Once your nutrients are optimal, and you can start increasing your Thyroid S - slowly, very slowly - and you might find the adrenals improve with it. Because you will be slowly lifting their load, so they don't have to work so hard. It's a theory to work on, rather than rushing into trying to treat the adrenals with cortisol - especially if they aren't all that fatigued.

As for you sister... I'm so sorry to hear she's doing badly on levo, but there can be several reasons for this :

1) She's not on a high enough dose. It's not just the act of taking the pill that makes people well, it's taking enough of it. Unfortunately, doctors don't seem to understand this, and think that once they get your TSH back in range, their job is done! It isn't.

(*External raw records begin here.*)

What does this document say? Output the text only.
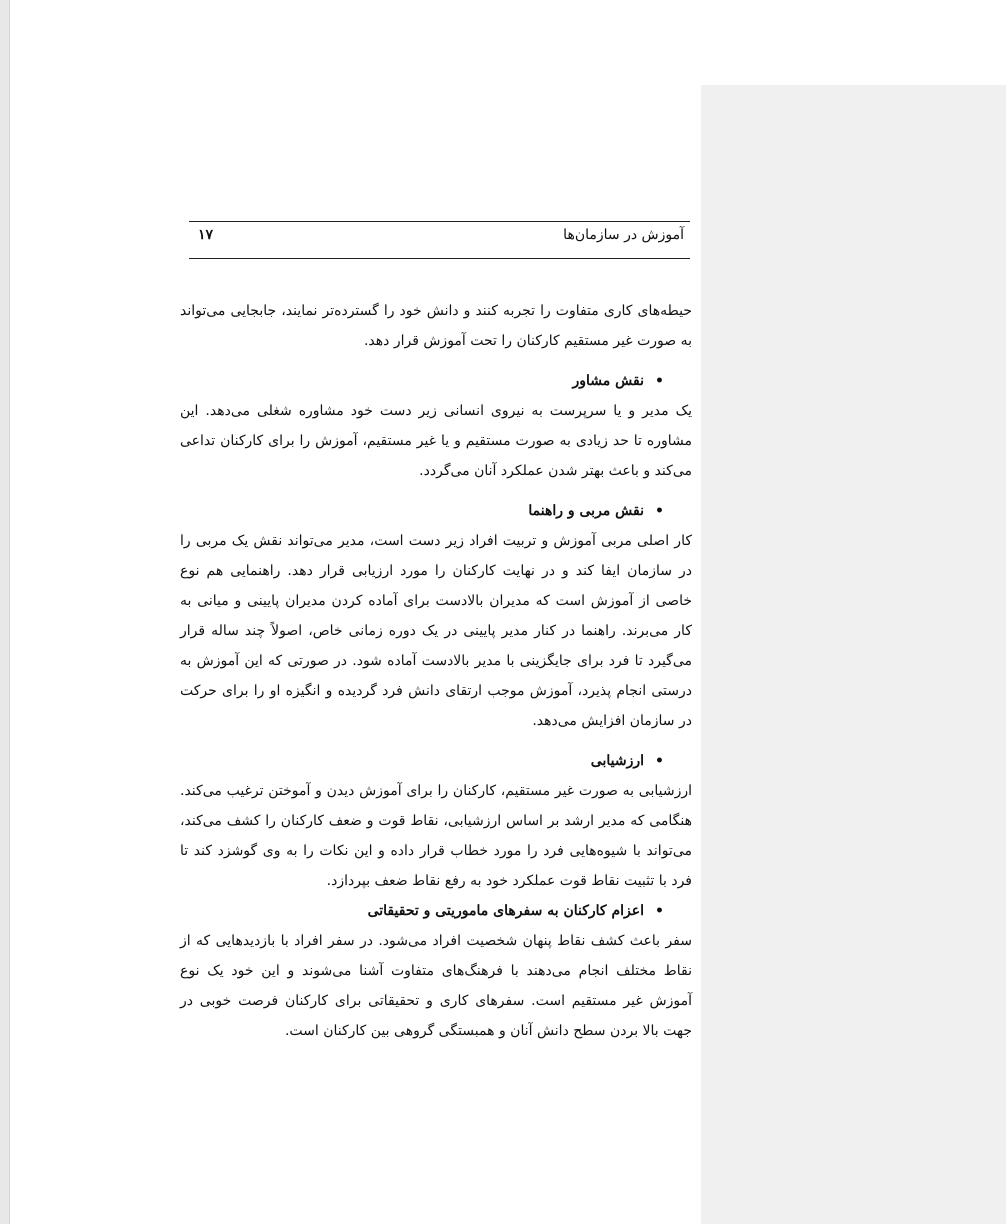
آموزش در سازمان‌ها
۱۷

حیطه‌های کاری متفاوت را تجربه کنند و دانش خود را گسترده‌تر نمایند، جابجایی می‌تواند به صورت غیر مستقیم کارکنان را تحت آموزش قرار دهد.

•نقش مشاور

یک مدیر و یا سرپرست به نیروی انسانی زیر دست خود مشاوره شغلی می‌دهد. این مشاوره تا حد زیادی به صورت مستقیم و یا غیر مستقیم، آموزش را برای کارکنان تداعی می‌کند و باعث بهتر شدن عملکرد آنان می‌گردد.

•نقش مربی و راهنما

کار اصلی مربی آموزش و تربیت افراد زیر دست است، مدیر می‌تواند نقش یک مربی را در سازمان ایفا کند و در نهایت کارکنان را مورد ارزیابی قرار دهد. راهنمایی هم نوع خاصی از آموزش است که مدیران بالادست برای آماده کردن مدیران پایینی و میانی به کار می‌برند. راهنما در کنار مدیر پایینی در یک دوره زمانی خاص، اصولاً چند ساله قرار می‌گیرد تا فرد برای جایگزینی با مدیر بالادست آماده شود. در صورتی که این آموزش به درستی انجام پذیرد، آموزش موجب ارتقای دانش فرد گردیده و انگیزه او را برای حرکت در سازمان افزایش می‌دهد.

•ارزشیابی

ارزشیابی به صورت غیر مستقیم، کارکنان را برای آموزش دیدن و آموختن ترغیب می‌کند. هنگامی که مدیر ارشد بر اساس ارزشیابی، نقاط قوت و ضعف کارکنان را کشف می‌کند، می‌تواند با شیوه‌هایی فرد را مورد خطاب قرار داده و این نکات را به وی گوشزد کند تا فرد با تثبیت نقاط قوت عملکرد خود به رفع نقاط ضعف بپردازد.

•اعزام کارکنان به سفرهای ماموریتی و تحقیقاتی

سفر باعث کشف نقاط پنهان شخصیت افراد می‌شود. در سفر افراد با بازدیدهایی که از نقاط مختلف انجام می‌دهند با فرهنگ‌های متفاوت آشنا می‌شوند و این خود یک نوع آموزش غیر مستقیم است. سفرهای کاری و تحقیقاتی برای کارکنان فرصت خوبی در جهت بالا بردن سطح دانش آنان و همبستگی گروهی بین کارکنان است.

So, encourage her to get a copy of her labs, too.

2) She's not converting the T4 she's taking into T3. There can be many reasons for that, but the main reason is number 3.

3) Like you, she could have low nutrients, which will not only make it difficult for her body to use the hormone she's giving it, but will cause symptoms of their own.

4) T4 just doesn't suit her. It happens. Although millions of people do do very well on levo. Those of us, on here, who don't do well on levo, we're the exceptions, the odd-balls. lol And, as you know, there are other things you can take - which is something else that doctors either don't know, or won't accept. Myself, I need to be on T3 only, I can't even stand the T4 in NDT!

But, just because she can't tolerate levo, doesn't mean you won't be able to. It's not something to fear because we're all different. Still, as you've started on Thyroid S, now, you might as well continue, especially as your doctors are obviously not going to play ball! But, I would urge you to get your antibodies tested, to see if you have Hashimoto's Thyroiditis. Because there are things to try there, if you do have it, that could help you.

So, a lot to think about. But, there's always something to try, to see if it helps. It's all trial and error, anyway, there are no cut and dried answers, I'm afraid.